Hint' Show that if $x^k-a$ has a factor then so does $x^{mk} - a$.
Given a field extension $K/L$ then $K$ is a vector space with coefficients in $L$ of dimension $\left[K:L\right]$ which is called the degree of the field extension.
The vector space $F(b^m)$ is spanned by $F$-linear combinations of the basis vectors $\left\{1,b^m,b^{2m},\ldots,b^{(k-1)m}\right\}$ so $\left[F(b^m):F\right] = k$.
Furthermore $\left[F(b):F\right] = n$ and $\left[F(b):F(b^m)\right] = m$ (prove these, for the second one use that $b$ is the minimal polynomial of $z^m - b^m$ [why can we not just use $z-b$?] in $F(b^m)$) so by $mk = n$ we have the identity $\left[F(b):F(b^m)\right]\left[F(b^m):F\right] = \left[F(b):F\right]$.
Why is $F(b^m)$ spanned by $F$-linear combinations of $\{1,b^m,b^{2m},…,b^{(k−1)m}\}$?
$F(b^m)$ is the field generated by all well defined sums differences products and fractions of the elements $F \cup {b^m}$. So that means it includes $b^m, (b^m)^2, (b^m)^3, \ldots$ but since $b^m$ satisfies a polynomial every power of $b^m$ higher or equal to $k$ can be reduced by it to a linear combination of lower powers.

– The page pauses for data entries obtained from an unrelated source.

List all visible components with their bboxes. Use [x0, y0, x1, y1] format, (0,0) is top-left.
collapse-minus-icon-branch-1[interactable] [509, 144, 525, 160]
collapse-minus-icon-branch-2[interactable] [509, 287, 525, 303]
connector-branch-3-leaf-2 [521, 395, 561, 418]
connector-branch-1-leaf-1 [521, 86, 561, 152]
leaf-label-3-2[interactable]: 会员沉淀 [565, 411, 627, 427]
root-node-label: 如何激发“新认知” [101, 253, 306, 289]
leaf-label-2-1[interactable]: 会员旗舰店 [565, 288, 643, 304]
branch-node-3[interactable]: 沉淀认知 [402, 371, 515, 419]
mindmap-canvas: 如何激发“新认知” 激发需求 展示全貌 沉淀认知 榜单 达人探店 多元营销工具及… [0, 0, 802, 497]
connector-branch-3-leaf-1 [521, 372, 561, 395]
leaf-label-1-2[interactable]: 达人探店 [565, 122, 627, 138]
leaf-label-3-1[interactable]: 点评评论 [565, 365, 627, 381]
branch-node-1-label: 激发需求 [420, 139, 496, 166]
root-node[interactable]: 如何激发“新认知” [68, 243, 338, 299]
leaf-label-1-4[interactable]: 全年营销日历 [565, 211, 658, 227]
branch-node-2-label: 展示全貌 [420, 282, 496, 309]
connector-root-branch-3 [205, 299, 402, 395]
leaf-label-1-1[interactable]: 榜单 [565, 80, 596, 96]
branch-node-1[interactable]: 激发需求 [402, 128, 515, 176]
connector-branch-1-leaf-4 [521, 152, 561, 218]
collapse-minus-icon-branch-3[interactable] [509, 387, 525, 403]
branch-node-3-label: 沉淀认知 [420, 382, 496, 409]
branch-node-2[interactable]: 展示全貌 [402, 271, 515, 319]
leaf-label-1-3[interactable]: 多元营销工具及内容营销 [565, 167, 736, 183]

Similarly $(b^m)^{-1} = a (b^m)^{k-1}$, of course the sum of linear combinations is again a linear combination so we have seen that $F$-linear combinations of $\{1,b^m,b^{2m},…,b^{(k−1)m}\}$ span $F(b^m)$. The fact it's an independent basis (i.e. cannot be made smaller) comes from the polynomial being minimal.